Registrars of Voters Deborah Greenberg, left, and Maria Signore discuss new election software at Wednesday’s Board of Selectwomen meeting.

By Gretchen Webster


Editor’s note: The article has been updated to correct the statement that state elections officials have “endorsed” use of the electronic “Voter Checklist” pollbook. The Secretary of the State has “the authority to approve one or more ePollbook products for use to check in voters.

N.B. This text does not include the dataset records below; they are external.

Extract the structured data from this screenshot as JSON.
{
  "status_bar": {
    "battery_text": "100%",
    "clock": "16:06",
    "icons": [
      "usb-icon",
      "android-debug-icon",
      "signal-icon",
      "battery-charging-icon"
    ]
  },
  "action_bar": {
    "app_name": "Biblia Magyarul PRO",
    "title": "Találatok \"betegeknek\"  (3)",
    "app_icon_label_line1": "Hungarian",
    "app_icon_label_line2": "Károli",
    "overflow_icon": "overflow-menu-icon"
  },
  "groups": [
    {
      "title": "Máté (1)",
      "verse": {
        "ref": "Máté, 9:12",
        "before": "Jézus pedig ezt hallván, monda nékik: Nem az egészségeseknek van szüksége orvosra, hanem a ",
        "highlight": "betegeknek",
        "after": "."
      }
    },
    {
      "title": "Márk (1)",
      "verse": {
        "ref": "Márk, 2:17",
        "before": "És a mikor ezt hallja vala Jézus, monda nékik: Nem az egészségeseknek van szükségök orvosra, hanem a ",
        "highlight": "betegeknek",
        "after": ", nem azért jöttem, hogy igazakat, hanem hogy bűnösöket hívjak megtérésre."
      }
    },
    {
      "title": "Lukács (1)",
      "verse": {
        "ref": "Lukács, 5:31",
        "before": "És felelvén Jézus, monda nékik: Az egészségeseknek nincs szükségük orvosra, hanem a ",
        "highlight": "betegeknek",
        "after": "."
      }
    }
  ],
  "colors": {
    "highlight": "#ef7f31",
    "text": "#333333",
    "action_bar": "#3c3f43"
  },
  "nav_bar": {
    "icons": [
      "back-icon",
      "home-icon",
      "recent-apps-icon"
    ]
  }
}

However, to date, the secretary has not authorized any ePollbook products for official use … Towns are able to use an ePollbook product of their choice, but only as a pilot that they can test in the background, while also using the official, physical paper pollbook to check in voters,” a spokeswoman for the Secretary of the State’s Office said.

By Gretchen Webster

WESTPORT — A licensing agreement for software designed to make elections less labor intensive and expensive, as well as to help eliminate human errors, was approved Wednesday by the Board of Selectwomen.

Democratic Registrar of Voters Deborah Greenberg said the electronic “Voter Checklist” is used in 40 Connecticut towns, including Greenwich, New Canaan and Stamford, and “will be used in conjunction with all the new tabulators and the new software that we will be getting from the state.” She was joined by Republican Registrar Maria Signore in making the presentation to the selectwomen in Town Hall.

Elections are very labor intensive, Greenberg said, requiring staff to gather information from each polling station about who cast their ballot during the early-voting period, who voted on Election Day and the names of voters using absentee ballots to prevent people from voting more than once.

“It takes us about 50 man hours,” she said. “Without the software we would have spent over $7,000 [to perform that task]. With the software, it would take less than an hour.”

Each polling station also must be called every hour during an election to gather numbers on the voters who have cast ballots, which helps candidates and others determine turnout, she said. “We’ve been trying to come up with an easier way — there is absolutely no other way to do it other than software.”

“Real time” election statistics

Another benefit of using the software is that it reduces human errors, Greenberg added, since the software loads the election statistics directly onto the town’s website. 

“All day long, Maria and I are tied up on the phone with the polling places. This software will give us in real time who’s voting and where.”

The software, from Coastal Business Technologies in Bethlehem, Conn., will cost the town $2,590 for a one-year license agreement, renewable annually at $1,925. It has been endorsed by the town’s director of technology, Eileen Zhang.

Funds for the software are already in the town budget, Greenberg said.

In response to Selectwoman Candice Savin’s question about whether Westport officials had checked with other towns using the election software “to see if it’s going well,” Signore said that she had observed a recent special election held in Stratford, where the new software was used. The election went smoothly, she said, “and it took them 10 minutes to download” information.

Greenberg stressed that the Westport registrars have made sure the software is compatible with the state’s election software, and have been working on choosing and testing the product for six months.

Selectwoman Andrea Moore asked how long the software has been used in other Fairfield County towns. Greenwich has been using it since 2014, Greenberg said.

The selectwomen voted unanimously to accept the software license agreement, pending approval of the contract language by Assistant Town Attorney Eileen Lavigne Flug.

Freelance writer Gretchen Webster, a Fairfield County journalist for many years, was editor of the Fairfield Minuteman and has taught journalism at New York and Southern Connecticut State universities.